The latest review in The Library is a guest post by Steph, who you can usually find blogging about food and drink over on her blog, Hungry Harriet. She’s a self-confessed Lisa Jewell super fan and wanted to share her thoughts on her latest fictional masterpiece, Then She Was Gone.

Then She Was Gone book review
Blurb:
She was fifteen, her mother’s golden girl.
She had her whole life ahead of her.
And then, in the blink of an eye, Ellie was gone.
Ten years on, Laurel has never given up hope of finding Ellie. And then she meets a charming and charismatic stranger who sweeps her off her feet.
But what really takes her breath away is when she meets his nine year old daughter.
Because his daughter is the image of Ellie.
Now all those unanswered questions that have haunted Laurel come flooding back.
What really happened to Ellie? Who still has secrets to hide?
Plot summary:
Then She Was Gone is relayed to us in non-chronological order, presenting us with the problem at the very beginning and filling in the pieces of the jigsaw from then on. The puzzle is pieced together from various character perspectives to form one coherent solution to our initial induced befuddlement. We are led to a kind of happily ever after (sort of) but in true Lisa Jewell style, we’re always left with a sense of ambiguous darkness to mull over.
The book begins in the past with Ellie, who we later find out went missing after heading out to the library one afternoon whilst studying for her GCSEs. Vanished into the ether with no apparent explanation for the family who end up disintegrating in the wake of her mysterious disappearance. Ten years on, the police come up with a chink of hope for the family after discovering a bag, some belongings and human remains buried in a field.
The discovery provides the launchpad from which we then find out more about Ellie’s last moments before her disappearance, the consequences the incident has had on Ellie’s newly separated parents, Laurel and Paul and their two other children, Hannah and Jake. The narrative is catalysed when Laurel meets new love interest, Floyd in a seemingly serendipitous case of events and subsequently becomes closer to his daughter, Poppy who looks uncannily like Ellie. Floyd and Poppy provide the missing link between past and present and answer some pressing questions about Ellie’s childhood math’s tutor, Noelle.
Review:
As the kettle boiled early one Saturday morning when it was finally time to break the spine on a brand new hardback, I turned the front cover and perused the reviews on the sleeve while I waited for the click. Now if I remember correctly, it was The Daily Express who described how they simply “inhaled” Then She Was Gone and I thought to myself, yep – that is the perfect verb to describe my reading of any Lisa Jewell novel. Past and present.

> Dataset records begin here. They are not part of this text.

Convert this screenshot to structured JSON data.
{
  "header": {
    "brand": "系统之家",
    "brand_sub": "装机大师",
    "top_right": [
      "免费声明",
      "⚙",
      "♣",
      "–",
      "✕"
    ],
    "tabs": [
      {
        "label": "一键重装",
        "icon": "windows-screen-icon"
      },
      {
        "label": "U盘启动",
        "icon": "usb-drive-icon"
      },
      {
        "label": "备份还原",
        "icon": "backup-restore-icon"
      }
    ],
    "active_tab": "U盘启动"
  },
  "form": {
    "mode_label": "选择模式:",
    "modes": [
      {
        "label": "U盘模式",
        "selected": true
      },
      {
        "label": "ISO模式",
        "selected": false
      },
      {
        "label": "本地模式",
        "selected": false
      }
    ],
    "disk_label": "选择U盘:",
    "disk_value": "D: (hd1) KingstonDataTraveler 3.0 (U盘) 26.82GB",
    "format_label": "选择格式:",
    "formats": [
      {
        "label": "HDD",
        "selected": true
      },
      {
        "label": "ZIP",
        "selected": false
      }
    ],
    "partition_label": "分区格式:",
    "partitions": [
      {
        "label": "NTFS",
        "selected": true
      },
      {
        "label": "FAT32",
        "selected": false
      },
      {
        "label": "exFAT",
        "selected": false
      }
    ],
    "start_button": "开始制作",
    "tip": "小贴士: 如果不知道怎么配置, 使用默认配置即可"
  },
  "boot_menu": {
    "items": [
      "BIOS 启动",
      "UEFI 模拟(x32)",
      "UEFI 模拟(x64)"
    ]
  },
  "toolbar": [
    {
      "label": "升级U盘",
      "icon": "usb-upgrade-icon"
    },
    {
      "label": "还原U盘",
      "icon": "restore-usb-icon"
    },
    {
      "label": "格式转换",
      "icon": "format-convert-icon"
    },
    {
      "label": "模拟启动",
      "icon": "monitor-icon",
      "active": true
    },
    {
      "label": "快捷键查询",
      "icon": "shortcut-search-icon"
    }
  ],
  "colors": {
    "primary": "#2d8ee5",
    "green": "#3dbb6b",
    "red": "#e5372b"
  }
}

I say this because I’m a bit of a self-confessed Lisa Jewell superfan and you can guarantee I’ll have devoured a new release within a maximum of 72 hours following it’s launch date. This time was 12 hours. Twelve hours, two sittings and countless cups of milky tea to carry me through what transpired to be yet another intricate and truly gripping narrative from the acclaimed authoress.
Then She Was Gone was true to tradition. Lisa Jewell most definitely has a signature writing style that is comforting, familiar and unnervingly sinister in equal parts. I always say that I’d love to see how she constructs her plots as they’re always a complicated web of then and now, coincidental relationships and a crescendo revelation that you can’t believe you didn’t see coming. I have to admit, I did rumble this one a bit earlier than usual but I navigated my way through the maze of interlinking stories with an insatiable curiosity nonetheless.
Now it’s all over, I have some unanswered questions myself. I miss Laurel. I want to know how her and Poppy are getting on. Was Floyd’s secret at the end of the garden ever uncovered? Whatever happened to Hannah and Theo? I’m even envious of anybody who hasn’t read it because I’d love to do it all over again.
Closing the back page on Then She Was Gone filled me with the same disappointment and frustration that every Lisa Jewell novel does – in the best possible way. It’s a disappointment that you can never go for coffee with any of the characters you’ve come to know so well, and a frustration that the plot can’t just keep unravelling like a ball of entangled thread into infinity and beyond.
As the cool kids would say: 10/10, would totally recommend.